Mr. Once-A-Week kind of sounds like he's working on the "friendship with benefits" model. His comment that "we are what we are" and lack of concern over you dating Mr. Sweet make me think that. Whereas you might be working off a different model, in fact your model is so different that the whole situation with Mr. Once-A-Week has you making yourself sick and staying up all night.

Add to all this the idea that Mr. Once-A-Week is so inadequate to your needs that you were capable of having a serious interest in someone else in the first place.

Your instincts know the answer.

buddha_bellies
08-16-2009, 07:39 AM
I made myself sick over this last night. I felt horrible that I was going out with guy #2. And he is a nice, sweet guy. Kind of a dork, as opposed to guy #1s total coolness in all situations. I just don't want to hurt guy #1. I had thought I would be OK with just what he could give me, no more. But I don't know that that's right.
Sigh. I got about 3 hours sleep last night.

But I don't think you're hurting guy #1. He's been brutually honest with you. It is what it is. It's very black and white to me with that guy and what he's saying. There's no hidden message behind it. I know. I've been through this too. If you feel something is bothering you with him, trust your feeling.

I don't think you're hurting guy #1 at all. You're honest with him. He just want to hang out once a week. So why do you think you're hurting him?

Give #2 a chance. When you're with him, just have fun. Enjoy your time with him. It will be healthy for you to see what else is out there.

Good luck!

Zen
08-16-2009, 10:13 AM
Listen to Knott.
Knott is wise.

I'm having that printed on a tee shirt.

Ann G
08-16-2009, 12:43 PM
I'm with the rest on this. It seems that you want more from a relationship than guy #1 is willing to give. Seeing guy #2 is not cheating on guy #1. Give guy #2 a chance, and try that kiss assessment idea.

redrhodie
08-16-2009, 01:05 PM
I made myself sick over this last night. I felt horrible that I was going out with guy #2. And he is a nice, sweet guy. Kind of a dork, as opposed to guy #1s total coolness in all situations. I just don't want to hurt guy #1. I had thought I would be OK with just what he could give me, no more. But I don't know that that's right.
Sigh. I got about 3 hours sleep last night.

Hmmm, now I don't think either of them is the right guy for you. You lost me with #2 on "dork". I was okay with "nerd" but am not okay with "dork".

Mr. Bloom
08-16-2009, 02:27 PM
Don't place a loyalty standard on yourself that is greater than the one being offered by Guy #1. He's not seeking anything else, so you're meeting a convenient need. By the same token, don't get yourself in an unfulfilling lapdog relationship with Guy #2...that could be equally unsatisfying.

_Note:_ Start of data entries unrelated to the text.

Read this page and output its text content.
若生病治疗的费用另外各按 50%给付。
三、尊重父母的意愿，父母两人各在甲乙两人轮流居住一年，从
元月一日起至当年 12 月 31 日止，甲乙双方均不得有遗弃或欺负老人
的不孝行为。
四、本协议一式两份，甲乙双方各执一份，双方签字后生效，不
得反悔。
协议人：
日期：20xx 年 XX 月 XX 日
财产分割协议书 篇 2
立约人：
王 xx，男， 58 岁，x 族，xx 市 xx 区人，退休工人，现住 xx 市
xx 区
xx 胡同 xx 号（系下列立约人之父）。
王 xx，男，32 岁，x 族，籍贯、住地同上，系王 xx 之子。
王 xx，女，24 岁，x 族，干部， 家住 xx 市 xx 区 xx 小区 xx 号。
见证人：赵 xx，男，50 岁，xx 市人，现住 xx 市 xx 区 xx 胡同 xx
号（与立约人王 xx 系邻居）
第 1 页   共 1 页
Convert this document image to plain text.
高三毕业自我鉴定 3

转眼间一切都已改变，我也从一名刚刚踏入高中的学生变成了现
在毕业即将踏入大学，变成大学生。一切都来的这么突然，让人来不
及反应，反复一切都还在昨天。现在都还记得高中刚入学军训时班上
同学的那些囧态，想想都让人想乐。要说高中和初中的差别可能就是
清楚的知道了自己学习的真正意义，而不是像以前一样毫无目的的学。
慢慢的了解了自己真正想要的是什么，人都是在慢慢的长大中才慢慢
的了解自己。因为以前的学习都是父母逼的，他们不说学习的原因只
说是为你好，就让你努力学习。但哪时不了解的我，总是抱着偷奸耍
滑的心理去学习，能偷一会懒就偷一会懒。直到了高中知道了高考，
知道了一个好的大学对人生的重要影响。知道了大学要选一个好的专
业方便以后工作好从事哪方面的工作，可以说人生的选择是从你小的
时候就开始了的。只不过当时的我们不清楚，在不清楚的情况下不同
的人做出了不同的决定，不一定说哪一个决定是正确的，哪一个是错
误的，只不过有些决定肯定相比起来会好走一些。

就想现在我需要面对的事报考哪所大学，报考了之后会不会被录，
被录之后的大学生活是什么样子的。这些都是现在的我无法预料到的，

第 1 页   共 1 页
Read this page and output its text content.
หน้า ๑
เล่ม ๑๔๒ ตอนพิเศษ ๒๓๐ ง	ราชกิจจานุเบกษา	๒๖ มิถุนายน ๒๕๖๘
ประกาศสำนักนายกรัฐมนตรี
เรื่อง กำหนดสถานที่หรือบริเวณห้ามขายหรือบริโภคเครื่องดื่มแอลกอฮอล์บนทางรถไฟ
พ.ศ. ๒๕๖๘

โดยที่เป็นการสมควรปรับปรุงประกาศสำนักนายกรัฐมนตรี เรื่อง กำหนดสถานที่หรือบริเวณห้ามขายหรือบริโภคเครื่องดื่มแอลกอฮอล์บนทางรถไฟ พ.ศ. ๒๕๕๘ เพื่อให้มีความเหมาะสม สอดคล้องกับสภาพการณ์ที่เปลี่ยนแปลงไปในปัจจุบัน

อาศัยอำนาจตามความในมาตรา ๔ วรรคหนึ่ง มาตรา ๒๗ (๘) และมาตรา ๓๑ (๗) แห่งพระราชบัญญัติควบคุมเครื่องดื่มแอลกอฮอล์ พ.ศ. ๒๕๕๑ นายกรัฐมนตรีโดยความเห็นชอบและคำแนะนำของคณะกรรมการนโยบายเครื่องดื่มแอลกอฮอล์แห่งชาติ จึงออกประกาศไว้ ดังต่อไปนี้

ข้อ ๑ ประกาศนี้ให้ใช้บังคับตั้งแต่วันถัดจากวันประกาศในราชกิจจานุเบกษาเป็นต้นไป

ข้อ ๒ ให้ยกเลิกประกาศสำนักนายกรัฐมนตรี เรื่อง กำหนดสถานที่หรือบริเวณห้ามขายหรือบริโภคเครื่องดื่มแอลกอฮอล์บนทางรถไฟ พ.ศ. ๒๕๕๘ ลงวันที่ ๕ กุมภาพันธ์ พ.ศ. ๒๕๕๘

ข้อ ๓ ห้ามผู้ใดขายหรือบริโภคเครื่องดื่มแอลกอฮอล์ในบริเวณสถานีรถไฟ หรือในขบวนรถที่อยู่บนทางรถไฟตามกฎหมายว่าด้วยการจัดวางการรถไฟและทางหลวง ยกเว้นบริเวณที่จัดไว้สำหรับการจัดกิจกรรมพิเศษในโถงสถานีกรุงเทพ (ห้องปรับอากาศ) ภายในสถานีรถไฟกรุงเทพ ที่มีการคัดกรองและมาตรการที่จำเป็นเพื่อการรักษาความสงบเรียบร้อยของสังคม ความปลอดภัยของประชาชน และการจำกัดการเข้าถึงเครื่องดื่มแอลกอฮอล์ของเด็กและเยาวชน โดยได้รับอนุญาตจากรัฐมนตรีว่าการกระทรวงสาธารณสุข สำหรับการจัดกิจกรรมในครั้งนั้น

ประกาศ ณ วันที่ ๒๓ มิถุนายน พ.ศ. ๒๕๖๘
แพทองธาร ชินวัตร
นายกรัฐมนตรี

I guess you really have to ask yourself whether you would be happy if the status quo with #1 was maintained for another 5 years? 10 years? Is this what you want or will you be feeling that your commitment is a bit unrequited by then?

I agree with everything Knott said (except the kiss)

kenyonchris
08-16-2009, 05:03 PM
You guys are great. I had a serious talk with guy #1 today, he was honestly upset that I would miss out on something fun because of him, and I get the feeling he is backing off because he wants me to get out there. He is really a great, great guy who has had bad relationships. I guess I am going to read the writing on the wall, no matter how much I would like it to say something else.
It makes me sad, I adore him.

Guy #2 is very attentive (almost too attentive). But I am keeping it as low key and slow as possible so that I can really get a feel for it, and I don't have any desire to jump from one serious relationship to another.

THANK YOU to everyone who has chimed or will chime in. This is really hard, and you guys make it better.